Wie kann ich den Ausblasevorgang hydraulisch umsetzen?


----------



## Blockmove (30 August 2019)

sebi114 schrieb:


> Ok danke.
> 
> Und da die Anlage mit Hydrauliköl betrieben werden soll ist es sinnvoll den Schlauch anschließend mit Luft auszublasen?
> Wie kann ich den Ausblasevorgang hydraulisch umsetzen?

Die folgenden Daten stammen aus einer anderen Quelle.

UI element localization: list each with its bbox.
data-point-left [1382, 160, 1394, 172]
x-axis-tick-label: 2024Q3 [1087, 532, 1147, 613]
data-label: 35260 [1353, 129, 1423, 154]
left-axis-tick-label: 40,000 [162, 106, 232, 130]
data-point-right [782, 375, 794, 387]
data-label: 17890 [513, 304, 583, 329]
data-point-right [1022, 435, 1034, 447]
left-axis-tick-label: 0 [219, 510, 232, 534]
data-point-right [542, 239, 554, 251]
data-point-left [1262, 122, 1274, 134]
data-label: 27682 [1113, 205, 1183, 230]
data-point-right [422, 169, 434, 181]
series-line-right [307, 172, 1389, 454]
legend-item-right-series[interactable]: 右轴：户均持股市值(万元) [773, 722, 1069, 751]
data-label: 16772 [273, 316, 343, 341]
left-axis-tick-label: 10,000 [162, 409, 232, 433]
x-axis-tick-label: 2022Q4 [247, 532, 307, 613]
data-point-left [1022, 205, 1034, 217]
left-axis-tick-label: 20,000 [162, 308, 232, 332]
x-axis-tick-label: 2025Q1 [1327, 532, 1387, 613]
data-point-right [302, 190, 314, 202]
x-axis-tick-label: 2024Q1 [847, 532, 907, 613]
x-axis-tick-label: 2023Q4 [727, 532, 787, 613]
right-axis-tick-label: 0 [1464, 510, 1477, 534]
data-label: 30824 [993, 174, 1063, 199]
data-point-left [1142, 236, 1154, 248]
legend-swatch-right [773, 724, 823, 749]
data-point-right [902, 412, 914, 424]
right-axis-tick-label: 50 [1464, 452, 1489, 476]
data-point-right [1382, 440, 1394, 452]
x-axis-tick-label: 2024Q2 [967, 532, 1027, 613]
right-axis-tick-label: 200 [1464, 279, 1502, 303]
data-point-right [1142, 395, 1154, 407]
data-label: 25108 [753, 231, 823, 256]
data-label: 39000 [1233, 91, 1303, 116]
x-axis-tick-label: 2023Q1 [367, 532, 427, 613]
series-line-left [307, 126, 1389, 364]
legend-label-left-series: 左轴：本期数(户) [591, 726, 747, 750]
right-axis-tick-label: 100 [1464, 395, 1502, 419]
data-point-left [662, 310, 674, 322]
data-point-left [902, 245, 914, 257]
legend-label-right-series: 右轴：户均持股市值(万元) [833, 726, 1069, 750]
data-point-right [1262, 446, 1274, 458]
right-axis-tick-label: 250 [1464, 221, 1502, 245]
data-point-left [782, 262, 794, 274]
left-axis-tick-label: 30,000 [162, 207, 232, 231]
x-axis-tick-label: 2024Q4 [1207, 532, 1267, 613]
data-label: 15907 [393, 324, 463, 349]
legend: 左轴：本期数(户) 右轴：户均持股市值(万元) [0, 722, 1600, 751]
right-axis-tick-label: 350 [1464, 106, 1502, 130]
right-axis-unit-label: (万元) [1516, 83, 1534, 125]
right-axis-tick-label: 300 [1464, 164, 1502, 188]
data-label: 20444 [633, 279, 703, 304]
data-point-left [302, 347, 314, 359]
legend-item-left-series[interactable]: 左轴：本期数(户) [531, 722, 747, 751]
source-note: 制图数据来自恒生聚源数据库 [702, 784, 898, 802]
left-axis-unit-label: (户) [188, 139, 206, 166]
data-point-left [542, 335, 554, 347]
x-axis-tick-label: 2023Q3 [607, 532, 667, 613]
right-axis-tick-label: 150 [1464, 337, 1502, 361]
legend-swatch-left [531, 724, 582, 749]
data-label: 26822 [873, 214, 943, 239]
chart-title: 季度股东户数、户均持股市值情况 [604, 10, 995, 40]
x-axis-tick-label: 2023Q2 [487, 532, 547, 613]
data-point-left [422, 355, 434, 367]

Nimm hydraulische Sitzventile. Damit hast du kein Problem mit Lecköl


----------



## Onkel Dagobert (30 August 2019)

sebi114 schrieb:


> .. Nach 30min abdrücken ..


Wie warm ist das Hydrauliköl? Wie genau muss die Dichtheitsprüfung arbeiten? Muss man hier eventuell einen Druckabfall durch Abkühlung des Mediums berücksichtigen?


----------



## Benjamin (30 August 2019)

sebi114 schrieb:


> Nun zu meiner Frage: Wie würdet ihr das Problem mit dem Regeln zum Prüfdruck lösen (Ventil,...) ?



Bin mir nicht sicher, ob du hier mit einem Regelventil glücklich wirst. Der Prüfdruck soll ja erreicht, aber nicht überschritten werden.

Denke eher, dass man dies zweistufig aufbaut. Zuerst mit niedrigem Druck (~ 40 bar) den Schlauch füllen. Dies ist einfach und leicht umzusetzen.

Zum Einstellen des Prüfdrucks (~ 1,5 x P_d ~ 300 bar) fallen mir mehrere Möglichkeiten ein. 

 Maximalen Systemdruck über eine sehr, sehr kleine Blende zuschalten 
 Eine Pumpe mit sehr kleinem Fördervolumen den Druck aufbauen lassen
 Einen sehr kleinen Hydraulikzylinder als Druckquelle verwenden. Dies wäre analog zu einem "normalen" Abpressvorgang über eine Handpumpe

Interessant wird es dann noch, wie man den Abrpessvorgang erfasst. Eventuelle Leckagen über die Ventile müssen auch beachtet werden.

Die Anwendung finde ich aber interessant.


----------



## Benjamin (30 August 2019)

sebi114 schrieb:


> Wie kann ich den Ausblasevorgang hydraulisch umsetzen?



Du kannst über Hydraulikventile problemlos Luft leiten.


----------



## sebi114 (30 August 2019)

Onkel Dagobert schrieb:


> Wie warm ist das Hydrauliköl? Wie genau muss die Dichtheitsprüfung arbeiten? Muss man hier eventuell einen Druckabfall durch Abkühlung des Mediums berücksichtigen?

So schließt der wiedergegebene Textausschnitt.